I don't think there were any solid plans to ever bring together Bill Evans, Jim Hall, Zoot Sims, Ron Carter and Philly Joe Jones in a working band, but wouldn't that assemblage of like-minded players have been something to experience? A tantalizing taste of what could have been can be found on the handful of tracks that this ad-hoc quintet recorded in 1962. Evans rarely employed a horn (be it saxophone, trumpet or, in that very special case, harmonica, as played by Toots Theilemans on the 1978 Affinity album) for his own recording sessions. Although there are numerous examples of his inspired interaction with horn men throughout his early career, by the time he starting running the show in 1959, Evans was loath to bring in extra artillery. And for good reason; apart from Affinity, few of his albums featuring expanded ensembles really comes off. Evans had refined the trio format to a fine art and interlopers seemed to upset the calibrated balance. Something tells me he was also a creature of habit who enjoyed the comfort zone of the compact threesome.

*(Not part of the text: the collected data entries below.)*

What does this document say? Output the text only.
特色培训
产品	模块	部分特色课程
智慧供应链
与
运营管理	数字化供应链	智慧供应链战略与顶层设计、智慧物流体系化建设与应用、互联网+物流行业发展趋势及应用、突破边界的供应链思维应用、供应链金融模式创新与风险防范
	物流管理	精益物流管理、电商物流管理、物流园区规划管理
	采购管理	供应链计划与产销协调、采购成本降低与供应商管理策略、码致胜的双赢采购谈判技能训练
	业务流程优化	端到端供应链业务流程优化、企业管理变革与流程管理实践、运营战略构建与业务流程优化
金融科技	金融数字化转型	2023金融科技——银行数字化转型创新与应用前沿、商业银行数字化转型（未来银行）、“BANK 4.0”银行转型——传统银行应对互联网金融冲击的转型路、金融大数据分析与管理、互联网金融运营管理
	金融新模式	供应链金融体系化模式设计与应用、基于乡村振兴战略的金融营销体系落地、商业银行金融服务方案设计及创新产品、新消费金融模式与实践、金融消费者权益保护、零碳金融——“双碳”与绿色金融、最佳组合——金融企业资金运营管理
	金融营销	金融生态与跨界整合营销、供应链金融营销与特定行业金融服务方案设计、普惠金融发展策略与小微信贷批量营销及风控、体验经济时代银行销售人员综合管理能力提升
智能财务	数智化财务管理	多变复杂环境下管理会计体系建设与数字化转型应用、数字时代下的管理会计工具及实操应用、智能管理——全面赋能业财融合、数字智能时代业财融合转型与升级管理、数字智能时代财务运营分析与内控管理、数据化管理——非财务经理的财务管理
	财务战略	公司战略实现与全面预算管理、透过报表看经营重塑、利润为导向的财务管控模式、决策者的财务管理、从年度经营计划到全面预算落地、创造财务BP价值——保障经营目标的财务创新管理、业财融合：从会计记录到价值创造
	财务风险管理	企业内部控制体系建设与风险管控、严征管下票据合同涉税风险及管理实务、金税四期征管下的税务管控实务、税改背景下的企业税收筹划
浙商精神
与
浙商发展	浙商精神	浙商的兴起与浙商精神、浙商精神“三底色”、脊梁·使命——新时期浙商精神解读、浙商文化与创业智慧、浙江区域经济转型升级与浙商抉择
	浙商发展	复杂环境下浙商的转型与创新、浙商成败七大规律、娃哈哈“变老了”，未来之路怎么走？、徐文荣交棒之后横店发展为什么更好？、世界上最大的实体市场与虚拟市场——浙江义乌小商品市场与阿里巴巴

This session, unreleased at the time, is a noteworthy exception. Sims is the perfect saxophonist for Evans, a lyrical, melody-obsessed improviser who mates a gorgeous tone with virile, yet always relaxed, swing. And, as an older stylist who grew up worshipping at the altars of Lester Young and Ben Webster, Sims was anything but a frenetic hard bopper. Although obviously touched by bop, Sim's closest allegiance was to the rhythmic verities of the swing era, a grounded approach that suits Evans well.
Could this band have existed outside the controlled walls of a recording studio? Considering that -- as far as I know -- Carter was the only ensemble member who wasn't either plagued by drugs, drink or both, the chances of success might have been slim. Let's just be thankful we've got what we've got and cherish it.
The seven tunes (one in two takes) can be found on the album Loose Blues.